Confusion over Equity Value and Enterprise Value
I've been reading the Rosenbaum textbook and am currently on the 1st chapter. It went over the enterprise value and equity value formulas, but I wanted to get a more in depth understanding of how it works.
I looked at this guide: https://samples-breakingintowallstreet-com.s3.ama…
The guide essentially says to look at EV and EqV questions conceptually based on the definitions. They define equity value as the value of everything a company has(all assets) but only to equity investors. They define enterprise value as the value of the business's core operating assets but to all investors. Anything that affects common stock(issuance, repurchase, and dividends) would change equity value, and anything that would affect business core operations would change enterprise value.
I looked at two scenarios I found online which asked how EV and EqV would be affected:
1. Company issues out $100 in dividends
2. Company finds $100 in the street and keeps it in their bank account
Now for #1, dividends is related to common stock, so equity value changes according to the guide. It falls by $100. There's nothing operations-related here, so enterprise value doesn't change. I was confused when trying to check this answer with the formula though. If equity value is market price * # of shares outstanding, then why would issuing dividends change it? I understand that dividends declared and paid out decrease cash and decrease retained earnings. However, isn't equity value based off paid-in capital accounts and not retained earnings(earned capital)? Do we assume that there is a corresponding decrease in the price per share after dividend issuance that causes EqV to fall by the amount of the dividend? If so, then it would check out because cash falls by $100 and EqV falls by $100 leading to no change in EV.
I had a similar confusion with #2 based on the definition of EqV. EV doesn't change because cash isn't a core operating asset. Using the formula, if cash increases by $100, then something else in the formula would have to increase by $100 to balance it out. I guess the only one that would make sense is EV, but that's where I get confused again. I get cash would be debited and retained earnings credited, but why does equity value change based off retained earnings? Per its definition, EqV doesn't factor in retained earnings directly. I suppose it indirectly would be affected because increase in retained earnings would probably increase the price of shares in the market, but how would that be immediately reflected in EqV after the company pocketing the cash? Is there some hidden thing I am missing from EV including retained earnings?

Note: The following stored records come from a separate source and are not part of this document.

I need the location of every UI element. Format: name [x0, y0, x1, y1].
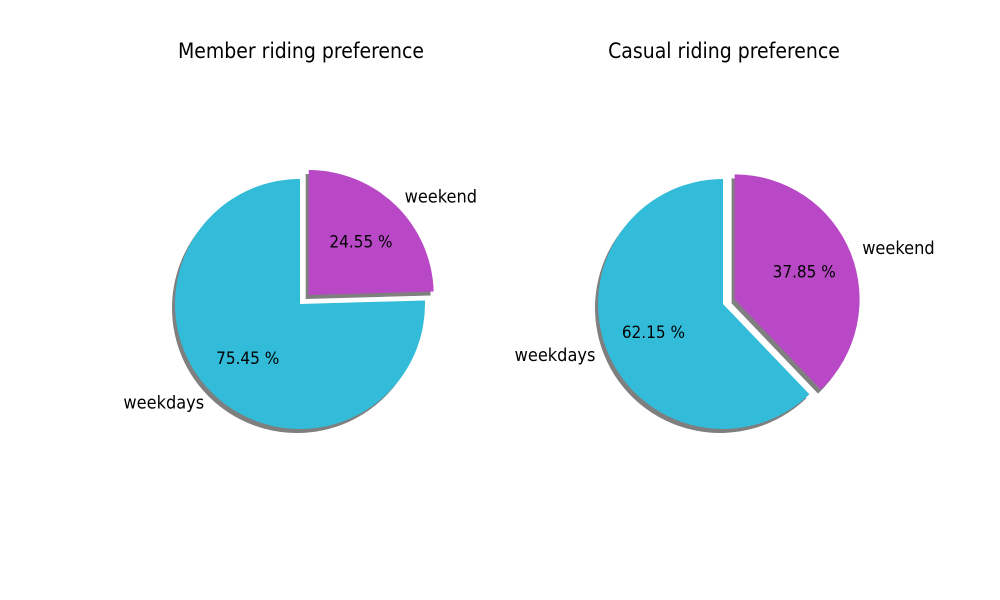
casual-weekend-category-label: weekend — [862, 238, 934, 259]
casual-weekend-percent-label: 37.85 % — [773, 262, 836, 282]
casual-chart-title: Casual riding preference — [608, 39, 840, 63]
member-weekdays-slice — [174, 179, 425, 430]
casual-weekdays-category-label: weekdays — [515, 345, 596, 366]
member-pie-chart: Member riding preference 24.55 % weekend 7… — [123, 39, 477, 433]
member-chart-title: Member riding preference — [178, 39, 424, 63]
member-weekend-slice — [308, 170, 434, 296]
member-weekend-percent-label: 24.55 % — [329, 232, 392, 252]
member-weekend-category-label: weekend — [405, 186, 477, 207]
casual-weekdays-percent-label: 62.15 % — [622, 323, 685, 343]
member-weekdays-category-label: weekdays — [123, 393, 204, 414]
casual-weekdays-slice — [597, 178, 810, 429]
member-weekdays-percent-label: 75.45 % — [216, 349, 279, 369]
casual-pie-chart: Casual riding preference 37.85 % weekend 6… — [515, 39, 935, 434]
casual-weekend-slice — [734, 174, 860, 390]
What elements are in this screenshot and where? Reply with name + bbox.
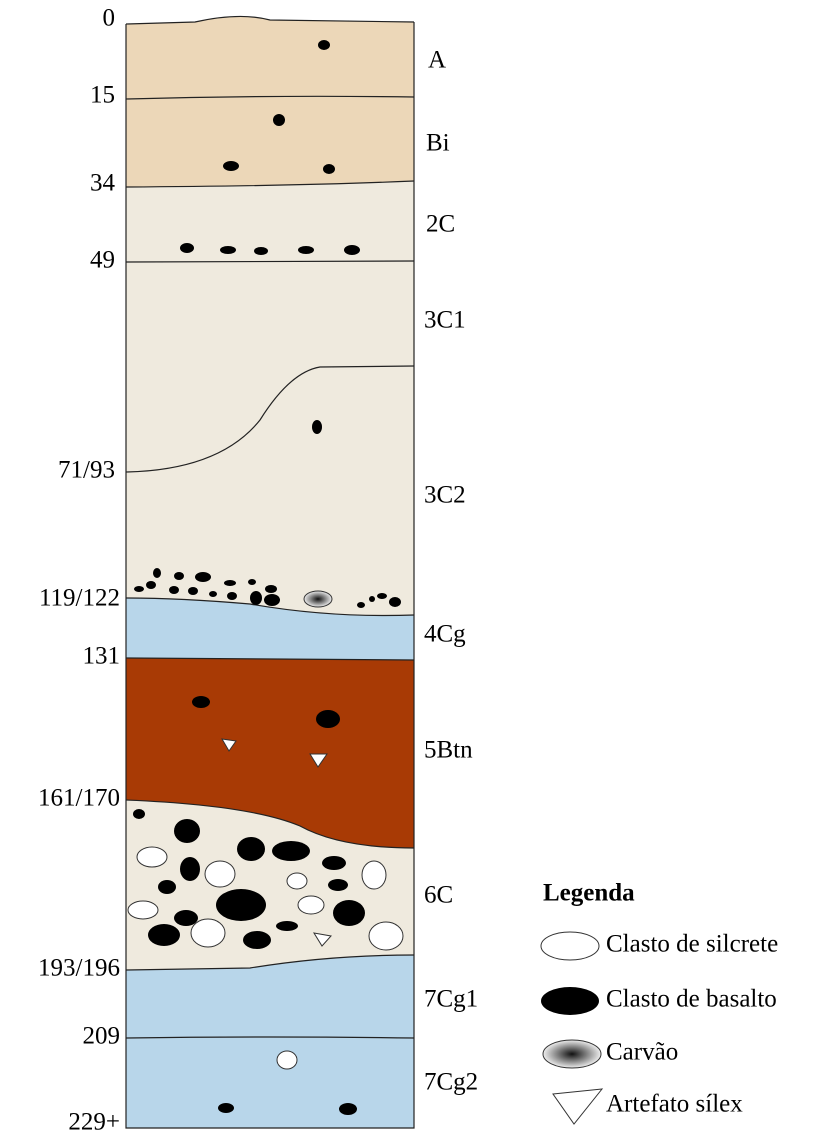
basalt-clast	[339, 1103, 357, 1115]
basalt-clast	[265, 585, 277, 593]
basalt-clast	[153, 568, 161, 578]
silcrete-clast	[362, 861, 386, 889]
basalt-clast	[316, 710, 340, 728]
depth-label: 0	[103, 5, 116, 32]
basalt-clast	[192, 696, 210, 708]
horizon-label: 7Cg2	[424, 1069, 478, 1096]
basalt-clast	[216, 889, 266, 921]
basalt-clast	[169, 586, 179, 594]
horizon-label: A	[428, 47, 446, 74]
basalt-clast	[223, 161, 239, 171]
basalt-clast	[134, 586, 144, 592]
basalt-clast	[322, 856, 346, 870]
depth-labels: 0 15 34 49 71/93 119/122 131 161/170 193…	[38, 5, 120, 1136]
basalt-clast	[133, 809, 145, 819]
depth-label: 49	[90, 247, 115, 274]
basalt-clast	[180, 857, 200, 881]
horizon-label: 4Cg	[424, 621, 466, 648]
basalt-clast	[276, 921, 298, 931]
basalt-clast	[237, 837, 265, 861]
basalt-clast	[298, 246, 314, 254]
charcoal	[304, 591, 332, 607]
basalt-clast	[188, 587, 198, 595]
basalt-clast	[220, 246, 236, 254]
basalt-clast	[272, 841, 310, 861]
legend-icon-silex	[553, 1089, 602, 1124]
silcrete-clast	[128, 901, 158, 919]
horizon-labels: A Bi 2C 3C1 3C2 4Cg 5Btn 6C 7Cg1 7Cg2	[424, 47, 478, 1096]
horizon-label: 6C	[424, 882, 453, 909]
basalt-clast	[318, 40, 330, 50]
basalt-clast	[195, 572, 211, 582]
silcrete-clast	[369, 922, 403, 950]
basalt-clast	[148, 924, 180, 946]
basalt-clast	[273, 114, 285, 126]
basalt-clast	[254, 247, 268, 255]
depth-label: 193/196	[38, 955, 120, 982]
horizon-label: 3C2	[424, 482, 466, 509]
basalt-clast	[243, 931, 271, 949]
layer-2c-3c	[126, 181, 414, 616]
legend-item: Clasto de silcrete	[606, 931, 778, 958]
basalt-clast	[389, 597, 401, 607]
legend-icon-basalt	[541, 987, 599, 1015]
layer-a-bi	[126, 16, 414, 187]
soil-profile: 0 15 34 49 71/93 119/122 131 161/170 193…	[0, 0, 837, 1138]
basalt-clast	[357, 602, 365, 608]
basalt-clast	[333, 900, 365, 926]
depth-label: 15	[90, 82, 115, 109]
basalt-clast	[174, 819, 200, 843]
basalt-clast	[158, 880, 176, 894]
legend: Legenda Clasto de silcrete Clasto de bas…	[541, 880, 778, 1124]
legend-item: Clasto de basalto	[606, 986, 777, 1013]
depth-label: 119/122	[39, 585, 120, 612]
basalt-clast	[209, 591, 217, 597]
horizon-label: Bi	[426, 130, 450, 157]
silcrete-clast	[205, 861, 235, 887]
depth-label: 71/93	[58, 457, 115, 484]
basalt-clast	[250, 591, 262, 605]
basalt-clast	[218, 1103, 234, 1113]
legend-item: Artefato sílex	[606, 1091, 743, 1118]
silcrete-clast	[137, 847, 167, 867]
basalt-clast	[369, 596, 375, 602]
basalt-clast	[344, 245, 360, 255]
basalt-clast	[146, 581, 156, 589]
basalt-clast	[323, 164, 335, 174]
basalt-clast	[377, 593, 387, 599]
silcrete-clast	[298, 896, 324, 914]
basalt-clast	[312, 420, 322, 434]
horizon-label: 5Btn	[424, 737, 473, 764]
horizon-label: 7Cg1	[424, 986, 478, 1013]
basalt-clast	[248, 579, 256, 585]
depth-label: 209	[83, 1023, 121, 1050]
silcrete-clast	[287, 873, 307, 889]
basalt-clast	[227, 592, 237, 600]
depth-label: 131	[83, 643, 121, 670]
depth-label: 229+	[68, 1109, 120, 1136]
legend-item: Carvão	[606, 1039, 678, 1066]
horizon-label: 2C	[426, 211, 455, 238]
silcrete-clast	[277, 1051, 297, 1069]
basalt-clast	[174, 910, 198, 926]
legend-icon-charcoal	[543, 1040, 601, 1068]
depth-label: 161/170	[38, 785, 120, 812]
layer-7cg	[126, 955, 414, 1128]
legend-title: Legenda	[543, 880, 635, 907]
basalt-clast	[264, 594, 280, 606]
horizon-label: 3C1	[424, 307, 466, 334]
depth-label: 34	[90, 170, 116, 197]
basalt-clast	[180, 243, 194, 253]
basalt-clast	[224, 580, 236, 586]
silcrete-clast	[191, 919, 225, 947]
basalt-clast	[174, 572, 184, 580]
basalt-clast	[328, 879, 348, 891]
legend-icon-silcrete	[541, 932, 599, 960]
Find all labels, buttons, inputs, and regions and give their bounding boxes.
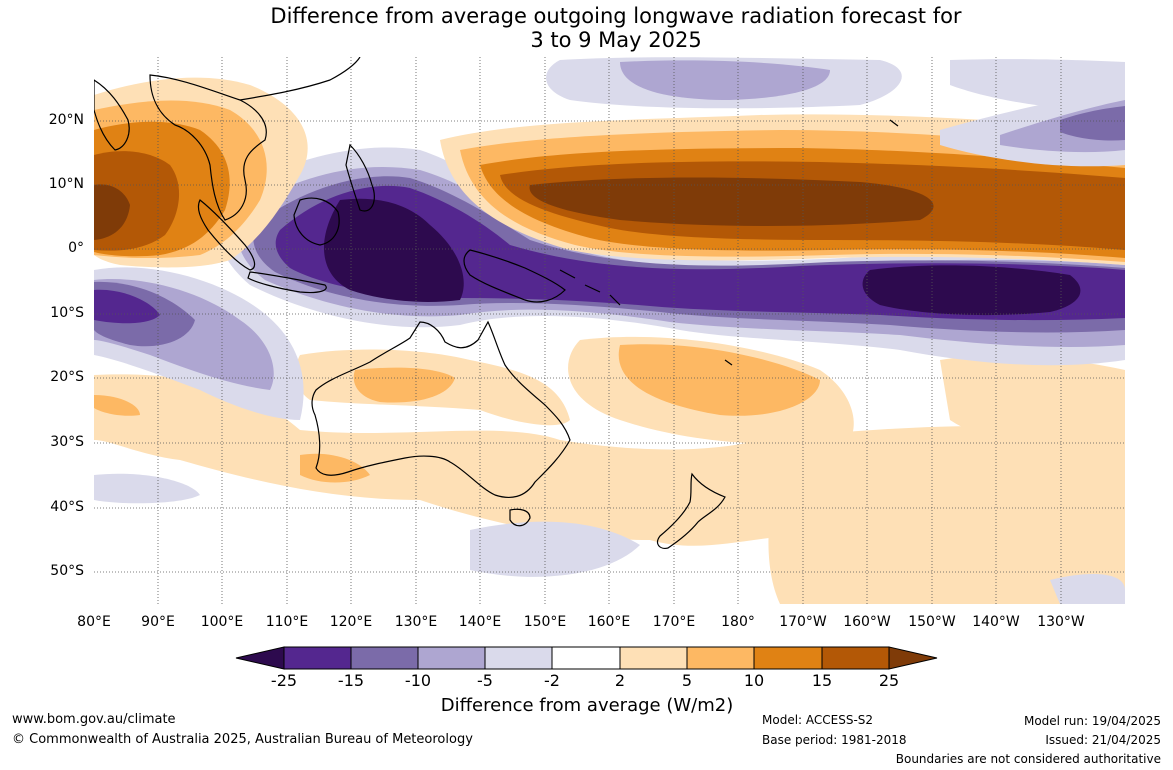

Here are my questions(in case you didn't want to read the post):
1. Why is EV defined as the value of only the core business operations to all investors? If EqV is the value of all assets to equity investors, why doesn't EV also include all value of all assets since it includes every single investor group?
2. Is EqV different from total stockholders' equity on the balance sheet? If so, why do things that affect retained earnings(like dividends) affect EqV by the exact same amount? Do we assume a perfect/efficient market?
3. EV of 0 does not mean you can purchase the company for nothing correct? My understanding is that EqV is the purchase price to acquire the company, and EV is like factoring in the net transaction price based on the operating assets of the company acquired. Although, the guide from M&I says not to think about it as a takeover price. For example, say a person invested $50 cash and started a company, and you decided to purchase it. Assume no debt. The equity value is $50 and that would be the purchase price to acquire the company. However, EV would be 0 because you have $50 after buying the company, so in effect the net transaction price based on the assets of the business is 0. Is that correct?
4. For shares outstanding in EqV calculation, does that include preferred stock shares or no?
5. For EPS calculation, are preferred stock shares included in outstanding shares in the denominator?
6. What is the best way to truly understand EV or EqV? Do you think the M&I guide in this post is the best way to think about it, or just remember the formulas? What has worked for you to master this concept?
Sorry for the long post; I'm a noob to IB and actually want to understand the material instead of just memorizing. Thanks for taking the time to read this post and respond!